Although every workplace is different, practical steps that employers should consider include:

  • Educating employees on preventing the spread of infectious disease;
  • Increasing the frequency with which the workplace is cleaned, in particular high traffic areas such as boardrooms, lunchrooms, elevators, doorways and staircases (i.e., any place with a handle, button or handrail);
  • Encouraging workers to frequently and properly wash their hands. A poster that can be used in the workplace illustrating proper hand hygiene can be accessed here. A guide on proper hand hygiene can be accessed on the BC Centre for Disease Control website here;
  • Permitting working remotely where applicable;
  • Ensuring that employee medical information is kept confidential;
  • Considering limiting worker participation in large social gatherings (i.e., the provincial government has banned gatherings of more than 250 people);
  • Handling contaminated equipment and linens according to safe work procedures; and
  • Wearing personal protective equipment (PPE) such as face shields, masks, gowns if there is a risk of splashes and sprays of bodily fluids.

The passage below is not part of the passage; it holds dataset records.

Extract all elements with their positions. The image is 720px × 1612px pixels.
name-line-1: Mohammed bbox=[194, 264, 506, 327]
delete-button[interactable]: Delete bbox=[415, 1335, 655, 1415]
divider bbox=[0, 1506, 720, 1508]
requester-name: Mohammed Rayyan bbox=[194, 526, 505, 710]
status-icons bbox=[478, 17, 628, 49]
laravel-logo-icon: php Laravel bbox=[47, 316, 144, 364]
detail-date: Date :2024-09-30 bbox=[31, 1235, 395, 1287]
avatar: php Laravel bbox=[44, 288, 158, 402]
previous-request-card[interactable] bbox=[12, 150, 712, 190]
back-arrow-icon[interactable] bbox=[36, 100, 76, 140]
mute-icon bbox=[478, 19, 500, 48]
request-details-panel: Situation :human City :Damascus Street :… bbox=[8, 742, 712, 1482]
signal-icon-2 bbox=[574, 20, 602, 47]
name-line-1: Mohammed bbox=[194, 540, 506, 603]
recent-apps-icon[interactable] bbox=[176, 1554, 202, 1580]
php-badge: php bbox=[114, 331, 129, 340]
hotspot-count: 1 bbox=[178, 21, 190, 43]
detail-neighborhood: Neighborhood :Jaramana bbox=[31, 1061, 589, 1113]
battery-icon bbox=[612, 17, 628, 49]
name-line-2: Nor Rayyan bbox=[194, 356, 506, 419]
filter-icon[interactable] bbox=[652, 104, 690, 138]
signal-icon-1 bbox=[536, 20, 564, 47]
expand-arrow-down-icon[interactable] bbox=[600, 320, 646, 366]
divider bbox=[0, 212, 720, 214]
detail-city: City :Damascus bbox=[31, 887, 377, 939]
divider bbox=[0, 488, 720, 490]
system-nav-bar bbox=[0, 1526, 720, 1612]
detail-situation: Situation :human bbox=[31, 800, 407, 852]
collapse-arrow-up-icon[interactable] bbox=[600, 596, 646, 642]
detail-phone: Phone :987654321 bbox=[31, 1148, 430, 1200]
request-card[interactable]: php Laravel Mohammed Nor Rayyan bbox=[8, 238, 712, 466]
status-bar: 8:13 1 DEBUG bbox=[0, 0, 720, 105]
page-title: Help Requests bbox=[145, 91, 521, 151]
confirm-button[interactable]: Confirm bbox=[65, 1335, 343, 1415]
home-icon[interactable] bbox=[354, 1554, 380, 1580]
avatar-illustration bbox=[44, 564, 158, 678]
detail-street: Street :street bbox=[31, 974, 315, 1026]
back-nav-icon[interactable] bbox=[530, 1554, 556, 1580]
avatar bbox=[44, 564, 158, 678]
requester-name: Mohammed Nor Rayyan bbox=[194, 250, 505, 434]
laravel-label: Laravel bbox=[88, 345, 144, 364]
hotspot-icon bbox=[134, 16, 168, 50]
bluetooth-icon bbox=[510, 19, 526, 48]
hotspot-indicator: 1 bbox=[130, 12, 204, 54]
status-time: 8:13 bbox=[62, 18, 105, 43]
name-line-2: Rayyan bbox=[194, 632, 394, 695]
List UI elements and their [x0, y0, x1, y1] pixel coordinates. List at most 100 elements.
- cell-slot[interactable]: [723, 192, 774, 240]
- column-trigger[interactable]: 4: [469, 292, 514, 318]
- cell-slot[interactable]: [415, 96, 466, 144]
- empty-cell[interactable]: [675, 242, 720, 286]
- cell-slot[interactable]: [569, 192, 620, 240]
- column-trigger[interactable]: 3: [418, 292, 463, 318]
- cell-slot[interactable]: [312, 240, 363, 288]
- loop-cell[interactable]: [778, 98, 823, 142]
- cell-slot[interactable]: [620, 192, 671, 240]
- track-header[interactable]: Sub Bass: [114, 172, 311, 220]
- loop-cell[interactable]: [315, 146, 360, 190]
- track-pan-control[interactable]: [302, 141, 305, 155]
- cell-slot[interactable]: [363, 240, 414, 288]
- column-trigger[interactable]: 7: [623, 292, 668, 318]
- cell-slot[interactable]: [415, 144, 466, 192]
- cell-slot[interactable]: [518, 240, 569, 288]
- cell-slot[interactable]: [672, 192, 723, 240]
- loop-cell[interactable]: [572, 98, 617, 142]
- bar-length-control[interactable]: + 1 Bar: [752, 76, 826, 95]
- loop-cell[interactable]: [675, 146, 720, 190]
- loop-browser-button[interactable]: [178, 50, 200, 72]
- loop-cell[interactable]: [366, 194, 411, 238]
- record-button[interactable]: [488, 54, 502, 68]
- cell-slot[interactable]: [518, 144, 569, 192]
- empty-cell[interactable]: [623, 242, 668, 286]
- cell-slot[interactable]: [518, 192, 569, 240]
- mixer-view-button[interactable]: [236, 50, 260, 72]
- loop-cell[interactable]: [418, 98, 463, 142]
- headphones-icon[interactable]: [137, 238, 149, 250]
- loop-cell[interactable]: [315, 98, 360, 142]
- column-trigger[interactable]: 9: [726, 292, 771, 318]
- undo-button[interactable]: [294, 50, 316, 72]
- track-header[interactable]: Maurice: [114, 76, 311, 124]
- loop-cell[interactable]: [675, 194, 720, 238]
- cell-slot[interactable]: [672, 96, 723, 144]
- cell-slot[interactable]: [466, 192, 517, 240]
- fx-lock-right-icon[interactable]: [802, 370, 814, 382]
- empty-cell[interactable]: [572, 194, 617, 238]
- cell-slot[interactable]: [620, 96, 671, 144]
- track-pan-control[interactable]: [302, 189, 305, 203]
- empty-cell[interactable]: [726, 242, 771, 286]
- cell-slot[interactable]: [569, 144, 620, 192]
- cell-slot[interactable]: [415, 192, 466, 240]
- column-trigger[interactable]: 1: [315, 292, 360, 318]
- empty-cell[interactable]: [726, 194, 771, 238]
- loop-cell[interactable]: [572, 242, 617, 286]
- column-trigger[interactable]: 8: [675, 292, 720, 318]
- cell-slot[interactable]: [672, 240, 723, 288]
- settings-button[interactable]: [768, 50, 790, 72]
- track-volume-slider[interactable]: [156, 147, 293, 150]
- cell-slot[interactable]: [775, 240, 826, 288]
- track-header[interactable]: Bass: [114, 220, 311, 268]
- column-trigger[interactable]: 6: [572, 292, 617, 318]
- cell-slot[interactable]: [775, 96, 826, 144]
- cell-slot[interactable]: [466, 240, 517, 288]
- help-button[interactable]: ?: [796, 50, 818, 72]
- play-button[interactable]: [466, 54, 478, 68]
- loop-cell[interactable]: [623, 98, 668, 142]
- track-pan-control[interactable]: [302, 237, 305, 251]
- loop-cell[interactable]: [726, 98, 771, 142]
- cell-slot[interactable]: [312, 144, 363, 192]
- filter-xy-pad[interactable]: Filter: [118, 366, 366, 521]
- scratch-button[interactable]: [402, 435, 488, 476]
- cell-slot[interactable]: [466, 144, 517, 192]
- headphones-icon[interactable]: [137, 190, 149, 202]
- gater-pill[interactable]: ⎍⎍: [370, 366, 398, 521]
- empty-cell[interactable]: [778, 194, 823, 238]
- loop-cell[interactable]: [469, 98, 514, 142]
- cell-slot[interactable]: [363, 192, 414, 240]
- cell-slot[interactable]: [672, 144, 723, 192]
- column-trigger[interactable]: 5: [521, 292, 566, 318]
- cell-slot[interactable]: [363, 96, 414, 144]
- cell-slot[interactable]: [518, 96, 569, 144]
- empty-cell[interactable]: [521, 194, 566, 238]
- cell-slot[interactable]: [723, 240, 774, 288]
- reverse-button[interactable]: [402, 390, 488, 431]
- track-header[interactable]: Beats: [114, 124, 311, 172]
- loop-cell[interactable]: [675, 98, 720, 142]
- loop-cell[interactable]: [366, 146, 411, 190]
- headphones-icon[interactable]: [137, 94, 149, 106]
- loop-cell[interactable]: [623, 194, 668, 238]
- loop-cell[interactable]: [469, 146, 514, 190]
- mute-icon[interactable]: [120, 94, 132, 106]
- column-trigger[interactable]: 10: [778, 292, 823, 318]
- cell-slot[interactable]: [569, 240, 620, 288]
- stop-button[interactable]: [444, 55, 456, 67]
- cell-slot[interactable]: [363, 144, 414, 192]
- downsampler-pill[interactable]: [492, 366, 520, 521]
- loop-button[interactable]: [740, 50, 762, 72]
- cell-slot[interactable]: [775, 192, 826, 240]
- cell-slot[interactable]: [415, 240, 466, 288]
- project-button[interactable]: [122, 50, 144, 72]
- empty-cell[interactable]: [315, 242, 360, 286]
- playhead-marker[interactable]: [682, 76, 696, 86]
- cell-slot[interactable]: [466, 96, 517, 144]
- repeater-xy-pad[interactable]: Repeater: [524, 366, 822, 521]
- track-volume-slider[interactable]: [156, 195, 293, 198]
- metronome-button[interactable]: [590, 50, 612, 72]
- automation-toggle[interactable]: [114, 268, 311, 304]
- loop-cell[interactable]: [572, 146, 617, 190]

The Federal Government recently announced that it is eliminating the one-week waiting period for employment insurance benefits where a worker is quarantined as a result of COVID-19. This means that workers may be eligible for employment insurance benefits for the duration of the 14-day quarantine period.

With respect to childcare, the British Columbia government has not announced school closures. However, such an announcement (if it is made) will have a domino effect on employee availability in the workplace. We will update this blog if such an occurrence comes to pass.

Given the novelty of COVID-19, we encourage employers and employees to follow the instructions provided by our health authorities. Up to date information from the federal government can be accessed here and from the British Columbia government here.